Nun folgt ein Einblick in die praktische Arbeit, bei denen die Anwärter und Anwärterinnen an der Seite erfahrener Kollegen arbeiten. Dieses Modul dauert rund fünf Monate.
Im dritten Modul übernehmen die Mitarbeitenden für zwölf Monate die Arbeit in einem bestimmten Bezirk. Dazu zählt beispielsweise der Patrouillendienst oder die Mitarbeit im Innendienst. Das vierte Modul dient dazu, die Arbeit auf der Strasse kennenzulernen. Dabei sind die Anwärter und Anwärterinnen im Team unterwegs.
Innerhalb der Polizei in der Schweiz gibt es unterschiedliche Möglichkeiten, die Karriere zu verfolgen. Nach der regulären Ausbildung ist beispielsweise die Arbeit im Streifendienst, aber auch ein Studium möglich. Im Laufe der Zeit haben die Mitarbeitenden die Option, in eine Spezialeinheit zu wechseln oder bei der Kriminalpolizei oder der Bundeskriminalpolizei zu arbeiten. Grundsätzlich hängt die Laufbahn von den Fähigkeiten und den eigenen Wünschen ab.
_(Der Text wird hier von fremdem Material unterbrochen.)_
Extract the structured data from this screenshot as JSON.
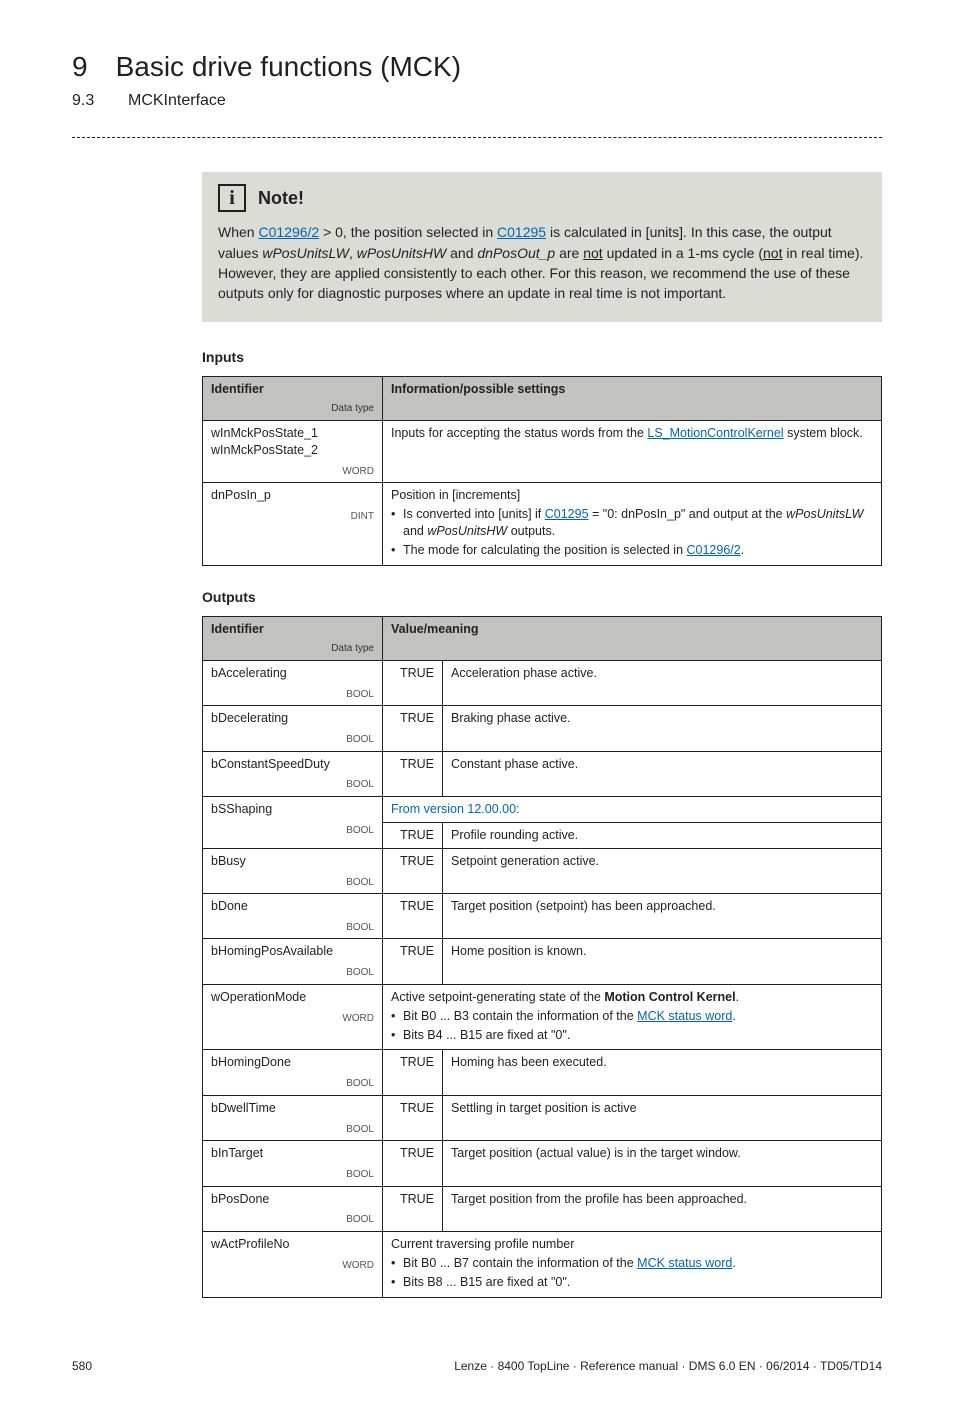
{
  "header": {
    "chapter_num": "9",
    "chapter_title": "Basic drive functions (MCK)",
    "section_num": "9.3",
    "section_title": "MCKInterface"
  },
  "note": {
    "label": "Note!",
    "body_pre": "When ",
    "link1": "C01296/2",
    "body_mid1": " > 0, the position selected in ",
    "link2": "C01295",
    "body_mid2": " is calculated in [units]. In this case, the output values ",
    "ital1": "wPosUnitsLW",
    "body_mid3": ", ",
    "ital2": "wPosUnitsHW",
    "body_mid4": " and ",
    "ital3": "dnPosOut_p",
    "body_mid5": " are ",
    "not1": "not",
    "body_mid6": " updated in a 1-ms cycle (",
    "not2": "not",
    "body_mid7": " in real time). However, they are applied consistently to each other. For this reason, we recommend the use of these outputs only for diagnostic purposes where an update in real time is not important."
  },
  "inputs": {
    "heading": "Inputs",
    "col_identifier": "Identifier",
    "col_info": "Information/possible settings",
    "dtype_label": "Data type",
    "rows": [
      {
        "id1": "wInMckPosState_1",
        "id2": "wInMckPosState_2",
        "dtype": "WORD",
        "info_pre": "Inputs for accepting the status words from the ",
        "info_link": "LS_MotionControlKernel",
        "info_post": " system block."
      },
      {
        "id1": "dnPosIn_p",
        "dtype": "DINT",
        "line1": "Position in [increments]",
        "b1_pre": "Is converted into [units] if ",
        "b1_link": "C01295",
        "b1_post": " = \"0: dnPosIn_p\" and output at the ",
        "b1_ital1": "wPosUnitsLW",
        "b1_mid": " and ",
        "b1_ital2": "wPosUnitsHW",
        "b1_end": " outputs.",
        "b2_pre": "The mode for calculating the position is selected in ",
        "b2_link": "C01296/2",
        "b2_post": "."
      }
    ]
  },
  "outputs": {
    "heading": "Outputs",
    "col_identifier": "Identifier",
    "col_value": "Value/meaning",
    "dtype_label": "Data type",
    "true_label": "TRUE",
    "rows": {
      "r1": {
        "id": "bAccelerating",
        "dtype": "BOOL",
        "val": "Acceleration phase active."
      },
      "r2": {
        "id": "bDecelerating",
        "dtype": "BOOL",
        "val": "Braking phase active."
      },
      "r3": {
        "id": "bConstantSpeedDuty",
        "dtype": "BOOL",
        "val": "Constant phase active."
      },
      "r4": {
        "id": "bSShaping",
        "dtype": "BOOL",
        "version": "From version 12.00.00:",
        "val": "Profile rounding active."
      },
      "r5": {
        "id": "bBusy",
        "dtype": "BOOL",
        "val": "Setpoint generation active."
      },
      "r6": {
        "id": "bDone",
        "dtype": "BOOL",
        "val": "Target position (setpoint) has been approached."
      },
      "r7": {
        "id": "bHomingPosAvailable",
        "dtype": "BOOL",
        "val": "Home position is known."
      },
      "r8": {
        "id": "wOperationMode",
        "dtype": "WORD",
        "line1_pre": "Active setpoint-generating state of the ",
        "line1_bold": "Motion Control Kernel",
        "line1_post": ".",
        "b1_pre": "Bit B0 ... B3 contain the information of the ",
        "b1_link": "MCK status word",
        "b1_post": ".",
        "b2": "Bits B4 ... B15 are fixed at \"0\"."
      },
      "r9": {
        "id": "bHomingDone",
        "dtype": "BOOL",
        "val": "Homing has been executed."
      },
      "r10": {
        "id": "bDwellTime",
        "dtype": "BOOL",
        "val": "Settling in target position is active"
      },
      "r11": {
        "id": "bInTarget",
        "dtype": "BOOL",
        "val": "Target position (actual value) is in the target window."
      },
      "r12": {
        "id": "bPosDone",
        "dtype": "BOOL",
        "val": "Target position from the profile has been approached."
      },
      "r13": {
        "id": "wActProfileNo",
        "dtype": "WORD",
        "line1": "Current traversing profile number",
        "b1_pre": "Bit B0 ... B7 contain the information of the ",
        "b1_link": "MCK status word",
        "b1_post": ".",
        "b2": "Bits B8 ... B15 are fixed at \"0\"."
      }
    }
  },
  "footer": {
    "page": "580",
    "doc": "Lenze · 8400 TopLine · Reference manual · DMS 6.0 EN · 06/2014 · TD05/TD14"
  }
}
Voraussetzungen für die Arbeit bei der Schweizer Polizei
Wer bei der Polizei Schweiz arbeiten möchte, muss Schweizer Staatsbürger sein und mindestens 21 Jahre alt sein. Eine abgeschlossene Lehre, ein Schulabschluss oder ein höherer Abschluss sind ebenso erforderlich, wie ein Führerausweis der Kategorie B. Bei der Sehschärfe gelten bestimmte Obergrenzen. Zudem benötigen die Auszubildenden einen einwandfreien Leumund und einen gesunden körperlichen Zustand. Wichtig sind eine gute sportliche Leistungsfähigkeit und gute Leistungen beim Schwimmen. Selbstverständlich gehören sehr gute Deutschkenntnisse und eine gute Allgemeinbildung zu den Voraussetzungen. Erwartet werden in den deutschsprachigen Kantonen mündliche Kenntnisse der französischen Sprache.
Bei einem Eignungstest werden die Fähigkeiten der Bewerber und Bewerberinnen genau geprüft. Zunächst ist ein Online-Test zu absolvieren, wobei die Teilnehmer nach erfolgreichem Abschluss die Möglichkeit erhalten, sich bei einer Polizeibehörde zu bewerben. In einem persönlichen Gespräch werden dann alle weiteren Optionen genau besprochen.